For Jeoff Burris, who lives near Detroit, the heart of the American auto industry, there’s nothing better than his 2018 Ford F-150 pickup truck. 

“You got idiots like me who love ‘em,” said Burris, founder of the Metro Detroit Supply Chain, a consulting firm whose clients include major auto suppliers. “I don’t think anything about spending $60,000 on an F-Series pickup truck.”

But not everyone shares Burris’s enthusiasm for Ford Motor Co.

Ford struggles to sell to international buyers, especially in China, the world’s largest auto market, because its vehicles don’t resonate with local preferences. But despite abysmal sales in nearly all markets outside North America, Ford CEO Jim Hackett says he’s confident he can steer Ford’s global business on track, beginning with China.
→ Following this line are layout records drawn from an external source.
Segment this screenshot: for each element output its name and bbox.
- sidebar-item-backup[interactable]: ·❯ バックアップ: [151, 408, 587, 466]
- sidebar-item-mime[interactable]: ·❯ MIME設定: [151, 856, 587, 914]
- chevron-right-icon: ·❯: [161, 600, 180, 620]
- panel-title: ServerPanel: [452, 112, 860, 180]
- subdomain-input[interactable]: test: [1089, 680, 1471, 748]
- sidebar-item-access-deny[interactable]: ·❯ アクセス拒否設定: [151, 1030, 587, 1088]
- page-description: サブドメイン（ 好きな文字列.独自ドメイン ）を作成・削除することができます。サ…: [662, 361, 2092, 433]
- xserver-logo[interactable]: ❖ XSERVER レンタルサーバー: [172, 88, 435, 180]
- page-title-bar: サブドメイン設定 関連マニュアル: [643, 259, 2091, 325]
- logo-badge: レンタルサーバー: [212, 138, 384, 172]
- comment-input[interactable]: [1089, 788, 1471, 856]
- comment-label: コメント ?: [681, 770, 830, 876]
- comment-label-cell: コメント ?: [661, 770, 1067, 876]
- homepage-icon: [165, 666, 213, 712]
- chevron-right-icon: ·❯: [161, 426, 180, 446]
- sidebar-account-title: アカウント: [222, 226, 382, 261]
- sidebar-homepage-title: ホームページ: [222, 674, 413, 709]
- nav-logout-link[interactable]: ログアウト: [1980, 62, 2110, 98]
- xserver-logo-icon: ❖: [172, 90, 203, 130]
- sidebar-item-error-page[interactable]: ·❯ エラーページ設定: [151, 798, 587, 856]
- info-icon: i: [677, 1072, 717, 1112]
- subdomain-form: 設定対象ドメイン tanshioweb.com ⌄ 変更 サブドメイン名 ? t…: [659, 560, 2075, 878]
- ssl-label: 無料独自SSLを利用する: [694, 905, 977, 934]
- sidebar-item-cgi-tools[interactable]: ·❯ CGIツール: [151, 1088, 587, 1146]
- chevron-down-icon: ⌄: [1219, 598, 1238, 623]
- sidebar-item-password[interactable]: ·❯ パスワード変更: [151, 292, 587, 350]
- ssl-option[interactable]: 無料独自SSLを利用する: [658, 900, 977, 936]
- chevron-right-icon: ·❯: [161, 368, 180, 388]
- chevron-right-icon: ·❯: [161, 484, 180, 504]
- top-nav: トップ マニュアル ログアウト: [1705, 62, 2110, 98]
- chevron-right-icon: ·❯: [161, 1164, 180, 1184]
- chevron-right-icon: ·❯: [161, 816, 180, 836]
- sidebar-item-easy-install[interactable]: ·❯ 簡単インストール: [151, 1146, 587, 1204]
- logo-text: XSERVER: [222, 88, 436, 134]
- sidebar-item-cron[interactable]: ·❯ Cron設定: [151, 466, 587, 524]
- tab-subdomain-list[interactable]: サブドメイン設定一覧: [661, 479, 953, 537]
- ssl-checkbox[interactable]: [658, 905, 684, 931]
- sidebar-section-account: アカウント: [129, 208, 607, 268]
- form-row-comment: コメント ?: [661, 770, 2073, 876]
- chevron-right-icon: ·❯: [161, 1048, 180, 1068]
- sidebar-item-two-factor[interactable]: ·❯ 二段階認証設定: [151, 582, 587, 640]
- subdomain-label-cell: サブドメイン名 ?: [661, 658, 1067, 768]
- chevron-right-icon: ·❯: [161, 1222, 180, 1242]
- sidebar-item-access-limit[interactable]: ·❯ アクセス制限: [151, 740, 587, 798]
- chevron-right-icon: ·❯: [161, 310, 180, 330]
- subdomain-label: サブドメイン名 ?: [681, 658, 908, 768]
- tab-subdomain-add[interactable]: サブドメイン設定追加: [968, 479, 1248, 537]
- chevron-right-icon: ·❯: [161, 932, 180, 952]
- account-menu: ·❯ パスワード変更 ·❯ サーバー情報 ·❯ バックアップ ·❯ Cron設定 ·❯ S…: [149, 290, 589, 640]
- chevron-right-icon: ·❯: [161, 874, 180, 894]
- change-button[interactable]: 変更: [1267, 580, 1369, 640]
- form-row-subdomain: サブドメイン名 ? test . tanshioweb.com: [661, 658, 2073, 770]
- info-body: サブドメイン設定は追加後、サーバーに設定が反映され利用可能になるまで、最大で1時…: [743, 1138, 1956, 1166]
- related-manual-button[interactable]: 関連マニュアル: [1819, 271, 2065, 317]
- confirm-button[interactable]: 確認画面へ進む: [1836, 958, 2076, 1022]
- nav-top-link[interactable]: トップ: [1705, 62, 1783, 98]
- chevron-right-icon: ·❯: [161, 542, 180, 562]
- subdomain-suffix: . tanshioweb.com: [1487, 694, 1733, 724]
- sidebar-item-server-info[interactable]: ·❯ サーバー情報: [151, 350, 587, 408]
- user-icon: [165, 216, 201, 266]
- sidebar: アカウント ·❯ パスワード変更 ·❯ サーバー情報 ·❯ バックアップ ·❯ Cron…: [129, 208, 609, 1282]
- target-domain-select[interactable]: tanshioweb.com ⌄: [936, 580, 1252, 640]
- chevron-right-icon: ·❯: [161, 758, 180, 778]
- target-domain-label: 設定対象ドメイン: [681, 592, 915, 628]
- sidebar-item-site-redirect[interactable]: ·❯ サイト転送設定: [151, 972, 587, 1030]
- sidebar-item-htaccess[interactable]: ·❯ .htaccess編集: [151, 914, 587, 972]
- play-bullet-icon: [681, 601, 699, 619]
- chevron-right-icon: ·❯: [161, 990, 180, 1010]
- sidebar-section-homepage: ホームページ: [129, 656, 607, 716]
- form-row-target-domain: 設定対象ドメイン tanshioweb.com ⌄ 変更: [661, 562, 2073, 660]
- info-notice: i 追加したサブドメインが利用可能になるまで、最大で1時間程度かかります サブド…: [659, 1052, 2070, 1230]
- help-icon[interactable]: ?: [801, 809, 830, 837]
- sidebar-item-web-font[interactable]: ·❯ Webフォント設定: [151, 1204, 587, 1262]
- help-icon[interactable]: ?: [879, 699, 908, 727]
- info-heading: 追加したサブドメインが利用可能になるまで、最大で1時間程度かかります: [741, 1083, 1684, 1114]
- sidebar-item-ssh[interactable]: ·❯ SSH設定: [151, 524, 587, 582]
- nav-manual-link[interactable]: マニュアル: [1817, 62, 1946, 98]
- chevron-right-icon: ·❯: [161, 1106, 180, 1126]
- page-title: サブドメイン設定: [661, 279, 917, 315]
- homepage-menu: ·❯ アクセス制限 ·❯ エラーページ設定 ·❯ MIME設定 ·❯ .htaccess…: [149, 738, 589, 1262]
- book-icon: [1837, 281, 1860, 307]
If Ford fails to turnaround sales in China and elsewhere, the automaker could implode, analysts said.

“At the rate they’re going, all they’re going to have left is — I would it call the core, but whatever you want to call it — the body, and that’s North America,” said veteran auto industry consultant Jon Gabrielsen, who likened Ford to a diabetic patient, losing limbs due to lack of circulation.


Gabrielsen noted that Ford has lost more than half of its global market share in two decades, dropping from 13.6% in 1998 to 5.9% in 2019, and it may cost too much to simply leave markets where Ford struggles.    

China is one of the most cruel markets that Ford needs to win.   

“We’re clearly not satisfied with our standing in China, and the team is working exhaustively to return to profitable growth in this important market,” Hackett told analysts in October, after Ford released its third-quarter profits.   

Ford’s fight for a bigger share of the Chinese market is emblematic of the automaker’s global problems, experts say. The American automaker has long relied on profits in North America to offset losses elsewhere. 

Ford lost $1.8 billion in China in 2018, while earning $7.6 billion in North America, according to filings. 

The company’s share of the Asian Pacific market peaked at 4.1% in August 2016, but since has fallen by more than half to 1.7% this year. 

Ford isn’t the only American automaker losing its grip on the Chinese market. U.S. automakers’ share of the Chinese market is shrinking overall, falling to 9.5% in September 2019 from 10.7% just a year earlier, according to the China Association of Automobile Manufacturers.     

Volkswagen, the German automaker, is currently the number one seller in China, followed by GM, a longtime U.S. competitor. Ford trails in third.  

Both GM and Volkswagen became established in the Chinese auto market much earlier than Ford, which has since been playing catch up. 

“They got behind and it’s just hard to catch up,” said Burris, noting that GM got a jump start with the aid of government connections and a strong chief executive. Burris also said that cycling through executives happens more frequently outside the U.S., and that’s been the case for Ford in China.  

Electric vehicles are a key sector in China, and GM and Volkswagen capitalized on it by selling multiple models to satisfy local tastes. Ford, on the other hand, barely introduced its first electric vehicle, the Territory, in June. 

In October, in an attempt to revitalize business in the Asian Pacific, Ford created a stand-alone business, Ford China, and appointed Anning Chen as its president and CEO, “a newly created position focused on driving sustainable value creation,” according to a Ford press release.  

Ford’s shakeup in China comes amid the automaker’s ambitious, multi-year $11.5 billion restructuring of its global enterprise. Since Hackett took the helm in 2017, the automaker has closed manufacturing plants in Asia, Europe and North and South America. The company has entered partnerships in sluggish markets, such as India. Additionally, thousands of employees worldwide have been laid off, including in the United States. 

It’s hard to tell how much of an impact Ford’s global restructuring efforts will have on business, Burris said, but in “30 years of living through this boom and bust stuff, it never ceases to amaze me that when times are good they add too many people, and they end up having to take people out, and it creates almost a perpetual state of restructuring.” 

When that happens, vehicle launches get delayed and other problems arise, Burris added. 

The automaker recently delayed the rollout of its 2020 Ford Explorer SUV after experiencing problems at an assembly plant in Chicago.    

Hacket’s efforts have surely slimmed down Ford’s international operations, but it isn’t clear where this will lead the company in the future. 

One analyst doesn’t see a bright future for Ford at all, going as far as calling the automaker’s entire global restructuring plan “20 years too late.” 

“I predict that before the next auto downturn has run its course, whenever that may be, Ford will have been through bankruptcy and either have its remains acquired by another non-U.S. automaker, or all that will remain is a very weak North America-only maker of SUVs and light trucks,” Gabrielsen said.

As Ford looks to the future, the automaker will continue to focus on improving international sales. Buyers, ultimately, will decide Ford’s fate.       

Burris, the Ford-loving consultant, is thankful the automaker at least has the F-series lineup going forward, because without those trucks, which have sustained automaker’s profits, he said, “Ford wouldn’t exist today.”